К счастью, новорожденная цитра, висевшая на плече немедийца, на этот раз уцелела. Кроме нее, кинжала и меча на бедре Конана, у них ничего не осталось.

Обсохнув и отдышавшись, разом обнищавшие путники устроили недолгий совет. Нужно было выбирать одно из двух; либо пробираться вдоль каменной толщи на запад, сквозь тесно обнявшиеся, переплетенные лианами деревья, колючие кусты и осыпи валунов — в надежде когда-нибудь ее обогнуть и вернуться к прежнему направлению; либо — продолжать двигаться на юг, то есть карабкаться по почти отвесной стене, где опорой для рук и ног будут лишь узкие карнизы и трещины, да пучки сероватых кустов.

Под давлением киммерийца спутники выбрали второй путь. Была надежда, что, пройдя поверху, они отыщут свою реку, которая должна же когда-нибудь выйти на поверхность, К тому же, если и есть в этих краях развалины древних городов с подвалами, набитыми сокровищами, со скелетами, сжимающими в рассыпавшихся пальцах драгоценные рукояти клинков, то на огромном плато, с которого видны все окрестности на несколько дней пути, самое место такому городу.

Восхождение заняло полдня и оказалось довольно трудным. Мучительнее всего была жажда. Воду они не взяли, чтобы не отягощать плечи лишним грузом, но уже через короткое время после начала подъема проклинали себя за беспечность. От жажды кружилась голова и мутнело в глазах, а если стоять при этом на узком каменном выступе с пропастью за спиной… то лишь милостью светлых богов можно объяснить, отчего они не сорвались вниз, дробя черепа и кости о поросший лишайником гранит.

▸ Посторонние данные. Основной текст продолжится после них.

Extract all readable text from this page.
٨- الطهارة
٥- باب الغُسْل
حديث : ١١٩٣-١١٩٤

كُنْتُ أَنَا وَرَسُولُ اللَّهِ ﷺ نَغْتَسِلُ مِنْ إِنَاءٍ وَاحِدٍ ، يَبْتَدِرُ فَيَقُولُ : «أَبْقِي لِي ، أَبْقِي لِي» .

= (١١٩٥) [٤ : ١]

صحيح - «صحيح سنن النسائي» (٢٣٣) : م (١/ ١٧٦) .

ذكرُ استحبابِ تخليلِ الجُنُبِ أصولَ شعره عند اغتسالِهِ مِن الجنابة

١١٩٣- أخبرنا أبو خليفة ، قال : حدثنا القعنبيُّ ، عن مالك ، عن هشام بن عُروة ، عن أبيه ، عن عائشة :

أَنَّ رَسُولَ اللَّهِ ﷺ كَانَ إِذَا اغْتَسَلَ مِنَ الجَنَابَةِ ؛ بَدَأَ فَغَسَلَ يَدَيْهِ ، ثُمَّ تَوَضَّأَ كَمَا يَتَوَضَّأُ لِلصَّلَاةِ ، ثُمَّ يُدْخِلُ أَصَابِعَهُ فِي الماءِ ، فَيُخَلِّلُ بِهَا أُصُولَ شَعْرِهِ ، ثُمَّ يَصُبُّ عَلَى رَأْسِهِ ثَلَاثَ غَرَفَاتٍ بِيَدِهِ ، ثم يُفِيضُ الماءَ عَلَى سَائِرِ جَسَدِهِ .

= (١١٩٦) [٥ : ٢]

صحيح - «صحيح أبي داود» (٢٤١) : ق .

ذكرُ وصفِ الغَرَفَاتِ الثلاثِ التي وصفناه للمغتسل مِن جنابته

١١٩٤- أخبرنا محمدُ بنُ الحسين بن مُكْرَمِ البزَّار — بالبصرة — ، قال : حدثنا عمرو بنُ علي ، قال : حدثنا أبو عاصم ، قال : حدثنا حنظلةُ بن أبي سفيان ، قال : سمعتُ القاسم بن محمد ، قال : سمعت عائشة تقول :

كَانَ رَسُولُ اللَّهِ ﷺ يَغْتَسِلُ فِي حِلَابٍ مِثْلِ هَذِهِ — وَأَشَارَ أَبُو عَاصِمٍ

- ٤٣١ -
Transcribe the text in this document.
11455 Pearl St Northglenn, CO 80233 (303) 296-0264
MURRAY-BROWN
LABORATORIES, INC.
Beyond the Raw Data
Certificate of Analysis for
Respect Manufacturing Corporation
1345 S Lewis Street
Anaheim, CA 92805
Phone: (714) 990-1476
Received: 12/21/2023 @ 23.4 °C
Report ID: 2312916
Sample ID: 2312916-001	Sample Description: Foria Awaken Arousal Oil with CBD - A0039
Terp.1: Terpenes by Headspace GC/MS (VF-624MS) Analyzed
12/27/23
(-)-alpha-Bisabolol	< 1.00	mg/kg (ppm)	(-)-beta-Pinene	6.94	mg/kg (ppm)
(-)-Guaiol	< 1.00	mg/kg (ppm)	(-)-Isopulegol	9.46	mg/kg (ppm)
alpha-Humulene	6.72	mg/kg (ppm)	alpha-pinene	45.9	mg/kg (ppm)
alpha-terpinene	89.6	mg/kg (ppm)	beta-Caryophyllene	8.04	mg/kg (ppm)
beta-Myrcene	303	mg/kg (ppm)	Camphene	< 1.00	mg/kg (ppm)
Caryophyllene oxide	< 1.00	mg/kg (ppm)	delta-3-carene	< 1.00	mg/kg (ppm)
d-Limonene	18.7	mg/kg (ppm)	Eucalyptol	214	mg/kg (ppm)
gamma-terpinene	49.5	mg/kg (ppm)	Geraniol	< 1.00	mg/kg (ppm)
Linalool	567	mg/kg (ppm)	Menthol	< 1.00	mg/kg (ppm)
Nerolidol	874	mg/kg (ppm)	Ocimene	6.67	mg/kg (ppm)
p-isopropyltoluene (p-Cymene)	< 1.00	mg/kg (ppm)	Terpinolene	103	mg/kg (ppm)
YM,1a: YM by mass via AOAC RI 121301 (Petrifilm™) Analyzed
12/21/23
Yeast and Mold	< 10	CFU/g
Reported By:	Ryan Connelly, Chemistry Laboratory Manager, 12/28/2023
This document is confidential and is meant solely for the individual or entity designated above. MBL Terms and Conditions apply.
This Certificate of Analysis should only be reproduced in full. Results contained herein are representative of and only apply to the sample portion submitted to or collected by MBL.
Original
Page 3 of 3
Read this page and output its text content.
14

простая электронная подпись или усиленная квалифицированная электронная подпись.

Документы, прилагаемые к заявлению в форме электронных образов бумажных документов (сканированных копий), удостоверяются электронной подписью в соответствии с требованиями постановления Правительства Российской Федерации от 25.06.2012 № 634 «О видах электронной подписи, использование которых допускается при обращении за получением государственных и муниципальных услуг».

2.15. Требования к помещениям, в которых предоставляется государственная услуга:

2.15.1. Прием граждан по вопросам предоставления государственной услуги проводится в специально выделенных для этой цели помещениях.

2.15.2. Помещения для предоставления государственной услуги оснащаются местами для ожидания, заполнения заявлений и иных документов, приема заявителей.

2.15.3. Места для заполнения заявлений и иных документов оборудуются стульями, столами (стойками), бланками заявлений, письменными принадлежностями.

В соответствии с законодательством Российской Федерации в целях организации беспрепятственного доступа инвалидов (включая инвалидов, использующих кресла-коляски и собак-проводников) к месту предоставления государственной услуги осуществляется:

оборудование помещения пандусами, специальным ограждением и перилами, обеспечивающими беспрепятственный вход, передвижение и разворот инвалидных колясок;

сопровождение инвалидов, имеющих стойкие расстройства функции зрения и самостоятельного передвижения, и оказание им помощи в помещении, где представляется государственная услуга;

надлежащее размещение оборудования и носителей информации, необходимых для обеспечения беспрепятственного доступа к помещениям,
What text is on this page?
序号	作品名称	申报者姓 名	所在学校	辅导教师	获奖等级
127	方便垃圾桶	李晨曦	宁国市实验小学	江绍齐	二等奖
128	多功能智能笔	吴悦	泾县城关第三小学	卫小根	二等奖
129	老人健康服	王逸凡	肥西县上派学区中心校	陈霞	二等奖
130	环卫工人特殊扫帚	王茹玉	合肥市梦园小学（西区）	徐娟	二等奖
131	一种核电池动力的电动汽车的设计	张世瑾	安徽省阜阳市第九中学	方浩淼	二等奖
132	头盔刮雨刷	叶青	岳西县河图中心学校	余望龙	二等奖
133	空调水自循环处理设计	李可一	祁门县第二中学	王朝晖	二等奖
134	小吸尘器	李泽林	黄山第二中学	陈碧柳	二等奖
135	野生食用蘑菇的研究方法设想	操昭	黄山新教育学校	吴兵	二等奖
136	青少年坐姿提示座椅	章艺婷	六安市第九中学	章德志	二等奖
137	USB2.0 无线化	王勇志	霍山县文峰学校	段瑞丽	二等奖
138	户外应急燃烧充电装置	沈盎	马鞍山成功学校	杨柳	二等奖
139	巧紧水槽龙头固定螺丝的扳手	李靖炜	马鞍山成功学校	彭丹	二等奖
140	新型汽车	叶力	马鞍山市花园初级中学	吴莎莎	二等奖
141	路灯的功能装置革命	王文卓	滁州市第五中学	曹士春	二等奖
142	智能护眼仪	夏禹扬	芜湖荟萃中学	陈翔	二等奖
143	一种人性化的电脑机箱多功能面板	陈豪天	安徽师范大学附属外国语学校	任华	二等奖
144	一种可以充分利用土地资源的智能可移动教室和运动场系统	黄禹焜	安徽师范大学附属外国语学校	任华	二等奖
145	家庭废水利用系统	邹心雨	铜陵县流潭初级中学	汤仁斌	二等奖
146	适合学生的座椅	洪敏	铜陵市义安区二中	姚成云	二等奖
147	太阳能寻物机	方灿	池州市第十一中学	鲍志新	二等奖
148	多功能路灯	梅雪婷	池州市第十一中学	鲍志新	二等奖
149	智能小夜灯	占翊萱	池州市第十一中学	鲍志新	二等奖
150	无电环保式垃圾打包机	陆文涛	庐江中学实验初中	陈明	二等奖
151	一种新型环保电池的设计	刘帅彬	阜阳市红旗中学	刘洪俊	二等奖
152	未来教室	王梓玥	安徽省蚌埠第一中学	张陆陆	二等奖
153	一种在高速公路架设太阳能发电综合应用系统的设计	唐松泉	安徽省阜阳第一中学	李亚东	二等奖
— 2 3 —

Не раз Шумри казалось, что он больше не выдержит. Когда он с трудом добрался до маленькой площадки, где можно было перевести дух, отлепив потную грудь от шершавого камня, и поднял голову вверх, стон отчаянья вырвался из его пересохших губ. Выше стена была совсем гладкой, почти без трещин и выступов… Неожиданно что-то белое пронеслось возле его лица, обдав прохладным ветром. Птица — та самая, что приплывала к нему ночью и оставила перья, либо очень похожая на нее — села на скалу в двух локтях от его измученного тела. Немедиец обрадовался ей, словно доброй знакомой или радостной вестнице. Ее черные круглые глаза смотрели на него с осмысленным, почти человеческим выражением. «Приободрись! — словно хотела сказать ему птица. — Осталось немного!» Шумри оглянулся на Конана, чтобы тот тоже взглянул на светлую вестницу, но киммериец уже был локтях в десяти выше него, взбираясь медленно, но безостановочно и упорно. От его распластанной вертикально фигуры, загорелой до цвета темной бронзы, с отросшей ниже лопаток гривой черных волос, исходила спокойная сила. С благодарностью взглянув на птицу и улыбнувшись ей, Шумри снова пополз вверх…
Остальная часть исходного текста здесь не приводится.